Many RAG tutorials use PDFs or scraped websites — but real-world customer data often lives in spreadsheets. This notebook focuses on:
- Loading CSVs as document chunks  
- Converting them to embeddings  
- Creating a retriever from FAISS  
- And answering natural language queries directly from the data  

It keeps things simple — no custom chunking (Even if we don’t manually define a splitter, the .load_and_split() method does internally chunk the CSV rows into document-like text chunks using the **RecursiveCharacterTextSplitter**.), no evaluation, no re-ranking — just **clean retrieval + grounded generation**.

## 🔁 What’s New Here?

Compared to the previous PDF-based RAG system, this version:
- Uses the latest `text-embedding-3-small` model from OpenAI  
- Demonstrates how to swap in manual FAISS indexing (for full control)  
- Highlights the use of `CSVLoader` from LangChain to semantically parse structured data  
- Adds prompt customization and GPT-4o as the default LLM  
- Keeps the notebook fully Colab-compatible and self-contained


## 💡 Final Word

This notebook is part of my larger personal project: **RAG100x** — a challenge to build and log my journney in RAG from 0 100 in the coming months.

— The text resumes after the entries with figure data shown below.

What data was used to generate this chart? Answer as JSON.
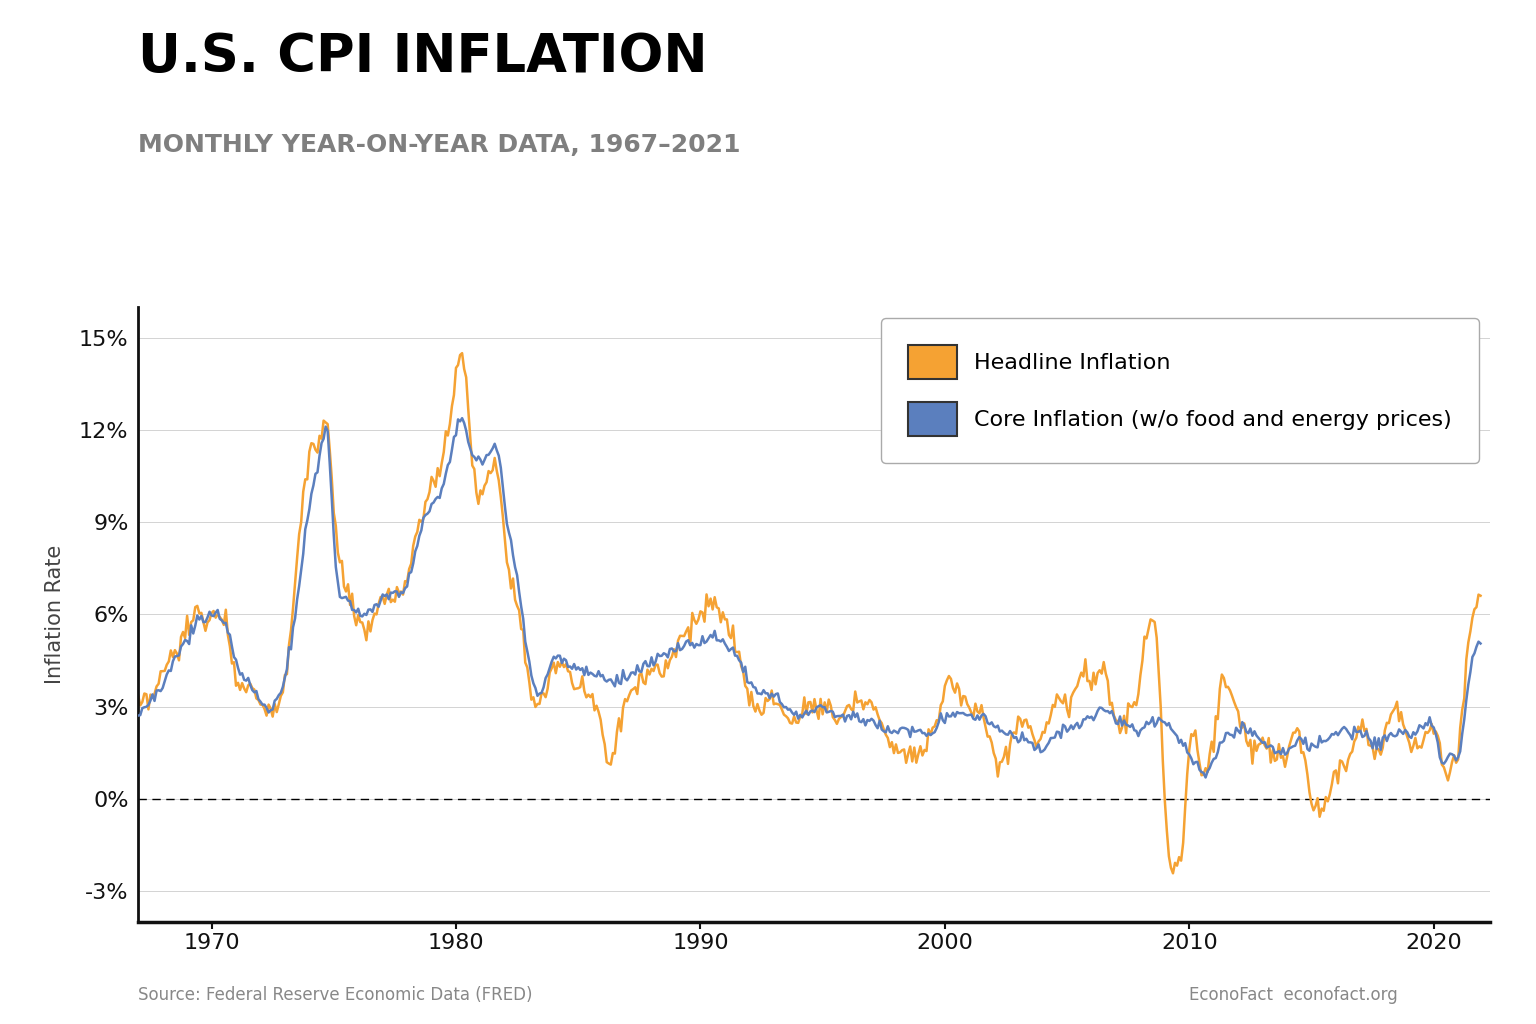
{
  "title": "U.S. CPI INFLATION",
  "subtitle": "MONTHLY YEAR-ON-YEAR DATA, 1967–2021",
  "ylabel": "Inflation Rate",
  "source_left": "Source: Federal Reserve Economic Data (FRED)",
  "source_right": "EconoFact  econofact.org",
  "headline_color": "#F5A233",
  "core_color": "#5B7FBE",
  "headline_label": "Headline Inflation",
  "core_label": "Core Inflation (w/o food and energy prices)",
  "title_color": "#000000",
  "subtitle_color": "#7F7F7F",
  "background_color": "#FFFFFF",
  "ylim": [
    -0.04,
    0.16
  ],
  "yticks": [
    -0.03,
    0.0,
    0.03,
    0.06,
    0.09,
    0.12,
    0.15
  ],
  "ytick_labels": [
    "-3%",
    "0%",
    "3%",
    "6%",
    "9%",
    "12%",
    "15%"
  ],
  "xticks": [
    1970,
    1980,
    1990,
    2000,
    2010,
    2020
  ]
}
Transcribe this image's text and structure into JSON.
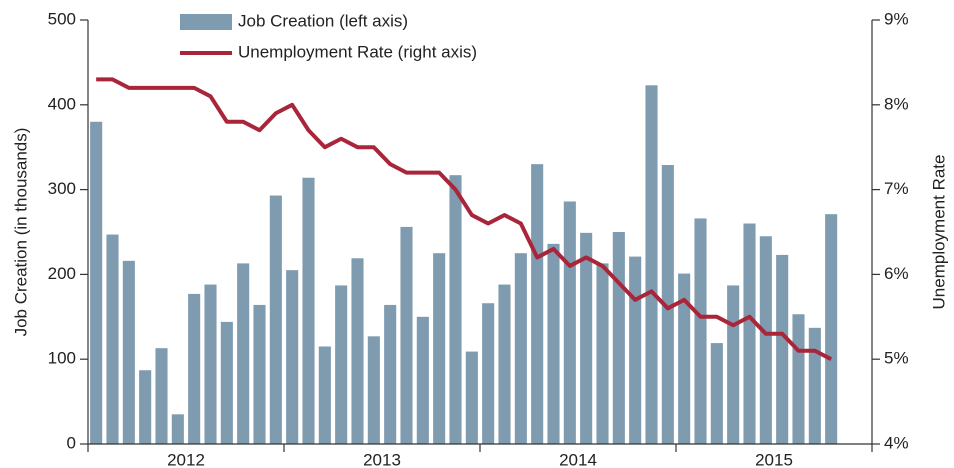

It’s not built to impress — it’s built to **progress**.  
Everything here is structured to enable **daily iteration**, focused experimentation, and clean documentation.

If you're exploring RAG from first principles, feel free to use this as a scaffold for your own builds. And of course — check out the original repository for broader implementations and ideas.